Liu Ning mengangguk dan berkata sambil tersenyum, “Bagaimanapun, kau tidak lemah. Tidak mungkin seorang pria yang tidak bisa ditaklukkan oleh permaisuri ini meskipun aku telah mengerahkan seluruh kemampuanku bisa lemah.”
Zu An sedikit meminta maaf. Dia berkata, “Itu karena bagian vital Yang Mulia ditahan, jadi Anda tidak dapat menggunakan kekuatan grandmaster sejati Anda.”
Ketika dia mengingat panas yang menyengat saat ditusuk, tubuh Liu Ning langsung melemah. Dia berkata, “Hmph, ketangguhan tubuhmu jelas tidak lebih lemah dari seorang grandmaster. Selain itu, aku bahkan tidak bisa melihat jati dirimu yang sebenarnya… Jika kau tidak ingin membicarakannya, lupakan saja. Namun, masih ada sesuatu yang perlu kukatakan padamu.”
“Silakan bicara, Yang Mulia,” kata Zu An dengan bingung. Apa masalahnya sehingga dia begitu serius?
“Ibu kota tidak sesederhana yang kau pikirkan. Kedelapan adipati itu semuanya adalah makhluk di puncak peringkat grandmaster. Masing-masing dari mereka memiliki metode dan sumber daya yang tak terbatas. Di masa lalu, mereka hanya selangkah lagi dari peringkat dewa bumi. Sekarang setelah bertahun-tahun berlalu, mungkin sudah ada beberapa yang mengambil langkah itu, tetapi hanya tidak ingin menjadi target Zhao Han, dan karena itu mereka semua hanya bersembunyi dari pandangan orang-orang,” Liu Ning memulai. “Selain itu, ada beberapa klan yang juga memiliki tokoh setingkat leluhur, tetapi Zhao Han menekan mereka sebelumnya. Dia memiliki alasan yang dapat dibenarkan untuk melakukan itu dengan statusnya sebagai kaisar, jadi semua klan itu tetap tersembunyi dan secara diam-diam membiarkan situasi itu berlanjut.
“Namun, jika itu orang lain, bahkan jika mereka memiliki kultivasi yang mirip dengan Zhao Han, monster tua tersembunyi dari kedelapan adipati itu tidak akan pernah tunduk kepada mereka jika mereka tidak memiliki status kaisar yang diakui secara publik. Lebih jauh lagi, cukup banyak pasukan berada di tangan klan-klan itu. Kekuatan yang dapat dicapai oleh pasukan melalui formasi bukanlah sesuatu yang dapat dihadapi oleh satu orang saja. Jadi, meskipun tampaknya klan Liu kita telah menguasai istana ibu kota, sampai sekarang, kita hanya melakukan segala sesuatunya sesuai aturan. Kita tidak melakukan satu hal pun yang melampaui batas kita.”

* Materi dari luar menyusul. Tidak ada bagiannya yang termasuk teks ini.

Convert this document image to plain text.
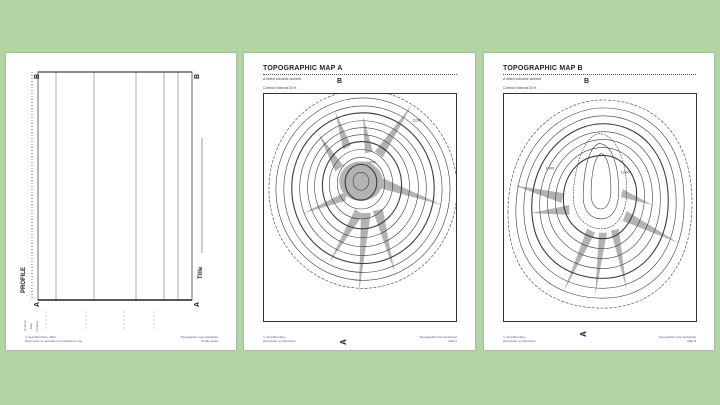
B	B
A	A
PROFILE	Title
Contour Map Location
© Jean Burnham, 2021
Permission to reproduce for classroom use
Topographic map worksheet
Profile sheet
TOPOGRAPHIC MAP A
A listed volcanic summit
Contour interval 20 ft
B
1200
1400
A
© Jean Burnham
Permission to reproduce
Topographic map worksheet
Map A
TOPOGRAPHIC MAP B
A listed volcanic summit
Contour interval 20 ft
B
1200
1400
A
© Jean Burnham
Permission to reproduce
Topographic map worksheet
Map B
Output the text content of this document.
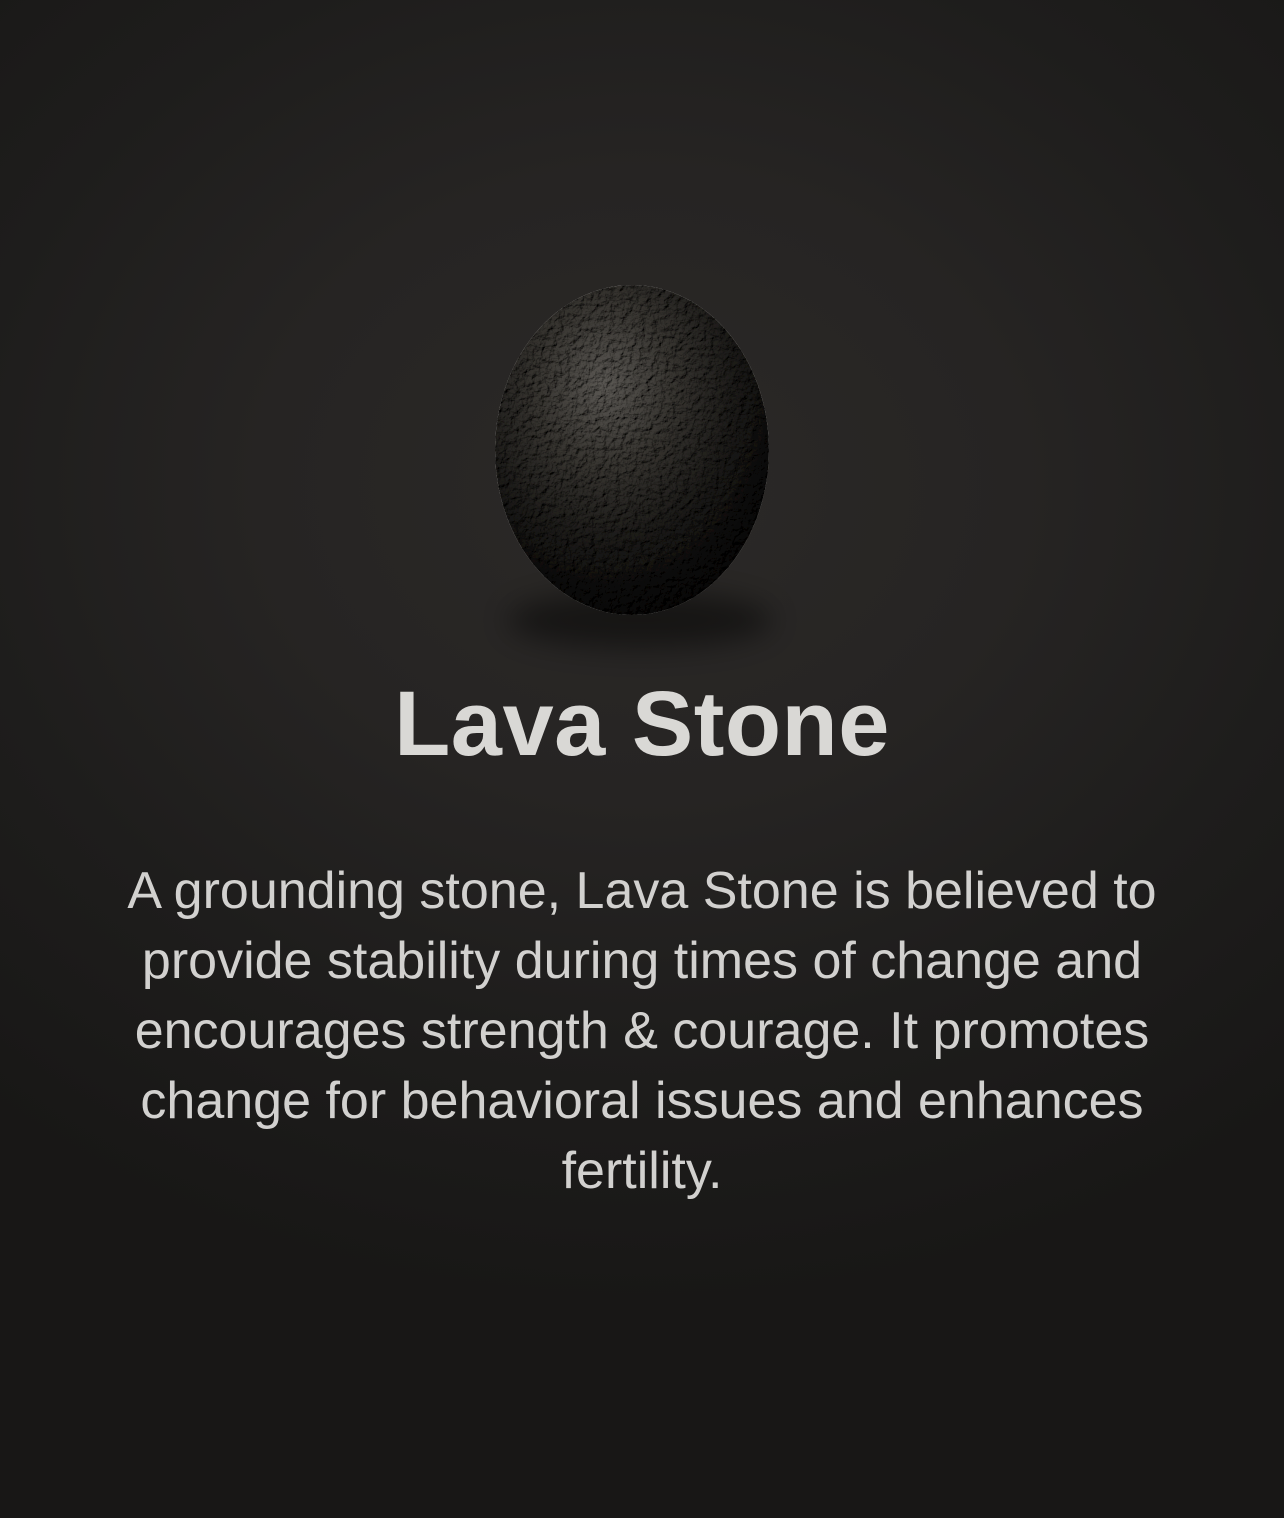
Lava Stone
A grounding stone, Lava Stone is believed to
provide stability during times of change and
encourages strength & courage. It promotes
change for behavioral issues and enhances
fertility.
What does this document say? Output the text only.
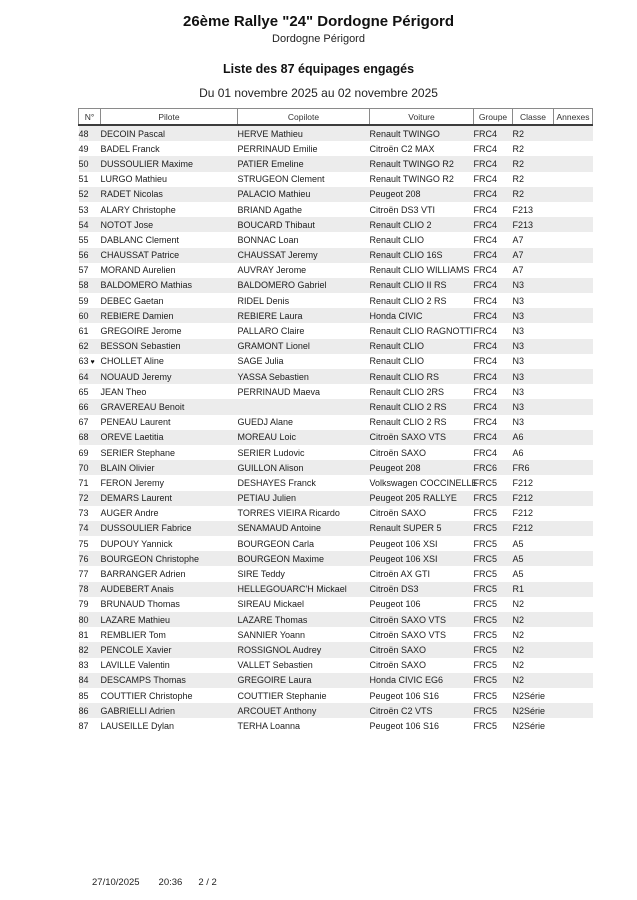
26ème Rallye "24" Dordogne Périgord
Dordogne Périgord
Liste des 87 équipages engagés
Du 01 novembre 2025 au 02 novembre 2025
N°	Pilote	Copilote	Voiture	Groupe	Classe	Annexes
48	DECOIN Pascal	HERVE Mathieu	Renault TWINGO	FRC4	R2	
49	BADEL Franck	PERRINAUD Emilie	Citroën C2 MAX	FRC4	R2	
50	DUSSOULIER Maxime	PATIER Emeline	Renault TWINGO R2	FRC4	R2	
51	LURGO Mathieu	STRUGEON Clement	Renault TWINGO R2	FRC4	R2	
52	RADET Nicolas	PALACIO Mathieu	Peugeot 208	FRC4	R2	
53	ALARY Christophe	BRIAND Agathe	Citroën DS3 VTI	FRC4	F213	
54	NOTOT Jose	BOUCARD Thibaut	Renault CLIO 2	FRC4	F213	
55	DABLANC Clement	BONNAC Loan	Renault CLIO	FRC4	A7	
56	CHAUSSAT Patrice	CHAUSSAT Jeremy	Renault CLIO 16S	FRC4	A7	
57	MORAND Aurelien	AUVRAY Jerome	Renault CLIO WILLIAMS	FRC4	A7	
58	BALDOMERO Mathias	BALDOMERO Gabriel	Renault CLIO II RS	FRC4	N3	
59	DEBEC Gaetan	RIDEL Denis	Renault CLIO 2 RS	FRC4	N3	
60	REBIERE Damien	REBIERE Laura	Honda CIVIC	FRC4	N3	
61	GREGOIRE Jerome	PALLARO Claire	Renault CLIO RAGNOTTI	FRC4	N3	
62	BESSON Sebastien	GRAMONT Lionel	Renault CLIO	FRC4	N3	
63	♥ CHOLLET Aline	SAGE Julia	Renault CLIO	FRC4	N3	
64	NOUAUD Jeremy	YASSA Sebastien	Renault CLIO RS	FRC4	N3	
65	JEAN Theo	PERRINAUD Maeva	Renault CLIO 2RS	FRC4	N3	
66	GRAVEREAU Benoit		Renault CLIO 2 RS	FRC4	N3	
67	PENEAU Laurent	GUEDJ Alane	Renault CLIO 2 RS	FRC4	N3	
68	OREVE Laetitia	MOREAU Loic	Citroën SAXO VTS	FRC4	A6	
69	SERIER Stephane	SERIER Ludovic	Citroën SAXO	FRC4	A6	
70	BLAIN Olivier	GUILLON Alison	Peugeot 208	FRC6	FR6	
71	FERON Jeremy	DESHAYES Franck	Volkswagen COCCINELLE	FRC5	F212	
72	DEMARS Laurent	PETIAU Julien	Peugeot 205 RALLYE	FRC5	F212	
73	AUGER Andre	TORRES VIEIRA Ricardo	Citroën SAXO	FRC5	F212	
74	DUSSOULIER Fabrice	SENAMAUD Antoine	Renault SUPER 5	FRC5	F212	
75	DUPOUY Yannick	BOURGEON Carla	Peugeot 106 XSI	FRC5	A5	
76	BOURGEON Christophe	BOURGEON Maxime	Peugeot 106 XSI	FRC5	A5	
77	BARRANGER Adrien	SIRE Teddy	Citroën AX GTI	FRC5	A5	
78	AUDEBERT Anais	HELLEGOUARC'H Mickael	Citroën DS3	FRC5	R1	
79	BRUNAUD Thomas	SIREAU Mickael	Peugeot 106	FRC5	N2	
80	LAZARE Mathieu	LAZARE Thomas	Citroën SAXO VTS	FRC5	N2	
81	REMBLIER Tom	SANNIER Yoann	Citroën SAXO VTS	FRC5	N2	
82	PENCOLE Xavier	ROSSIGNOL Audrey	Citroën SAXO	FRC5	N2	
83	LAVILLE Valentin	VALLET Sebastien	Citroën SAXO	FRC5	N2	
84	DESCAMPS Thomas	GREGOIRE Laura	Honda CIVIC EG6	FRC5	N2	
85	COUTTIER Christophe	COUTTIER Stephanie	Peugeot 106 S16	FRC5	N2Série	
86	GABRIELLI Adrien	ARCOUET Anthony	Citroën C2 VTS	FRC5	N2Série	
87	LAUSEILLE Dylan	TERHA Loanna	Peugeot 106 S16	FRC5	N2Série	
27/10/2025 20:36 2 / 2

Zu An tak kuasa menahan tawa. Ia bertanya, “Mungkinkah Yang Mulia khawatir saya akan sengaja menimbulkan masalah?”
Liu Ning menatapnya dalam-dalam dan berkata, “Kau masih muda, jadi kau pasti akan mengalami saat-saat gegabah. Ibu kota memiliki terlalu banyak orang yang kau sayangi. Beberapa klan mungkin menggunakan beberapa metode politik yang umum terlihat di antara klan-klan besar, tetapi yang lain mungkin menganggapnya tidak dapat ditoleransi. Kuharap kau tidak akan bertindak impulsif jika secara tidak sengaja menghadapi situasi seperti itu. Jika terjadi sesuatu, tolong bicarakan denganku terlebih dahulu. Aku akan membantumu.”
“Jangan khawatir, Yang Mulia. Saya hanya akan menggunakan sifat temperamen saya pada tubuh Yang Mulia. Adapun orang lain, saya selalu menjadi orang yang berbicara dengan akal sehat,” kata Zu An sambil tersenyum. Kemudian, dia berbalik untuk pergi sambil melambaikan tangannya sebagai ucapan selamat tinggal.